L’evento catalizza tutti gli abitanti della zona, che usano il pretesto della sfida nelle tradizionali discipline per ritrovarsi a passare una giornata conviviale, richiamando famiglie che normalmente vivrebbero nelle loro tende (gher) isolate a centinaia di chilometri di distanza tra loro e dai pochi e piccoli centri abitati. Il fatto che uno spazio così smisurato sia popolato da solo qualche centinaio di persone spiega bene quanto bassa sia la densità abitativa di questo luogo, deserto di nome e di fatto.
A cominciare dalle prime luci dell’alba i mongoli arrivano con i mezzi più disparati: singoli o coppie a bordo di fiammanti motociclette cinesi, famiglie più numerose su inarrestabili fuoristrada uaz russi, e chi soggiorna nelle vicinanze direttamente a cavallo. Gli addetti alla logistica sono già all’opera per montare un campo adibito alle necessità dei giochi: tende per gli atleti, recinto per i cavalli, area adibita a giuria e premiazioni e persino angolo musicale con strumenti tipici ma anche moderna pianola alimentata da generatore. E nell’angolo ristoro chiaramente non può mancare il famigerato airag, servito in capienti tazze insieme al formaggio, entrambi dai sapori estremante pungenti. Il tutto viene offerto ad atleti, che lo assaporano soddisfatti, e spettatori stranieri che invece lo gustano con meno convinzione, seduti fianco a fianco in cerchio, a formare una grande arena nel mezzo del panorama desertico dove si aggregano bambini curiosi a anziani che sfoggiano con orgoglio le vesti tradizionali adornate da vecchie medaglie, conquistate grazie a chissà quali imprese militari o sportive.
Benché la traduzione letterale del nome mongolo “Eriin gurvan naadam” significhi “tre giochi da uomini”, le donne possono partecipare alle gare ippiche e di tiro con l’arco e, una volta raggiunta la maggiore età, anche alla lotta libera. Tutte le discipline si susseguono secondo consolidati rituali: nella corsa a cavallo si parte dalla pulizia degli animali, si prosegue con la vestizione dei cavalieri e con l’assegnazione dei pettorali numerati, per arrivare all’eccitante momento della partenza in un gruppo disordinato, memori di arrembanti attacchi di cavalleria di molti secoli passati.

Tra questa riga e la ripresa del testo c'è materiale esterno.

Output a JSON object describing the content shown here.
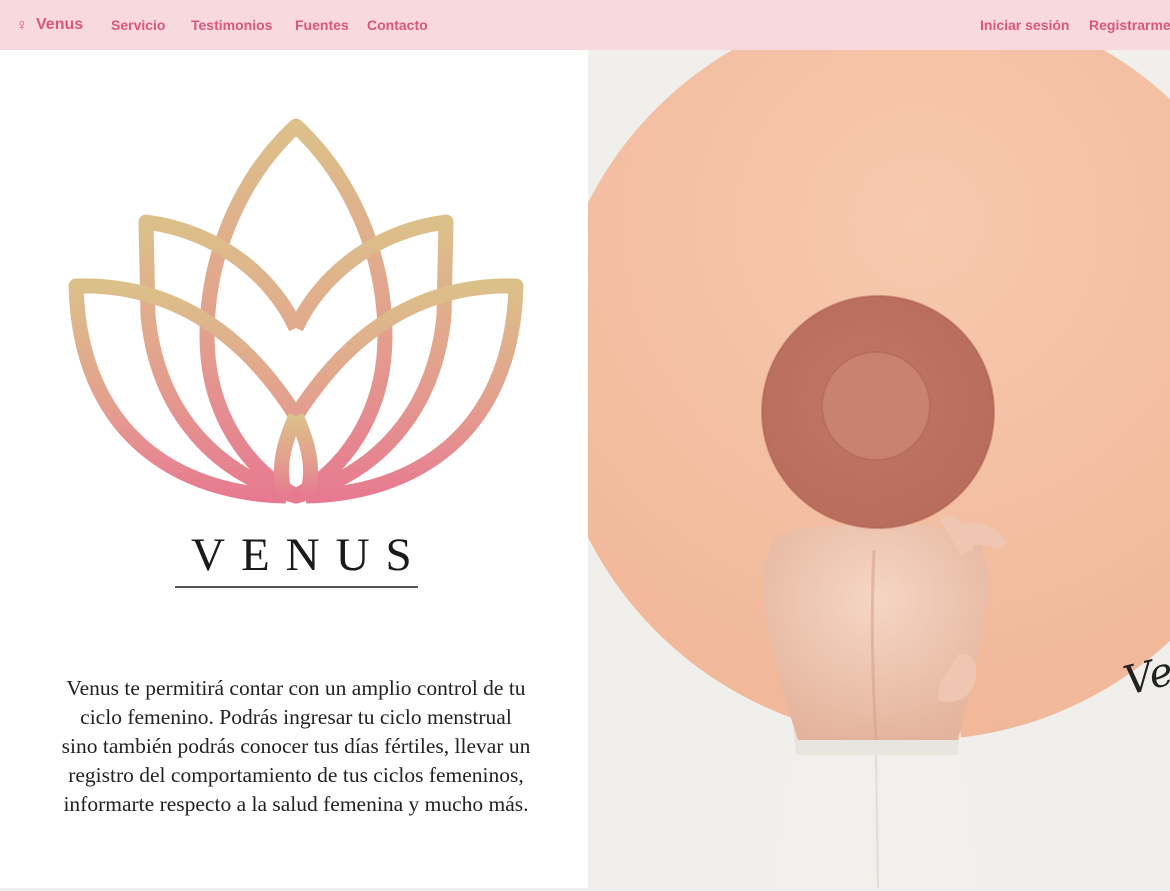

La lotta libera viene preceduta da un balletto secondo coreografia tradizionale, ed è curioso vedere questi combattenti forzuti dall’aspetto truce mimare il volo lento di aquile e altri rapaci, simbolo di libertà a cui queste popolazioni non hanno mai rinunciato. Libertà che viene raffigurata anche nella bandiera nazionale grazie alla banda azzurra, richiamo del cielo limpido e smisurato ma dove domina anche un rosso vivo di retaggio sovietico. Il simbolo dorato Soyombo è formato da bande verticali a ricordare le mura della nazione e la rettitudine morale del popolo, il tutto sormontato dal sole, luna e dalla fiammella a raffigurazione del nucleo familiare. Non mancano due triangoli che stilizzano la punta di una freccia dal monito preciso: "morte ai nemici della Mongolia". La bandiera ricca di simbologia ci ricorda che, oggi come ai tempi di Gengis Khan, un mongolo è bene averlo solo come amico.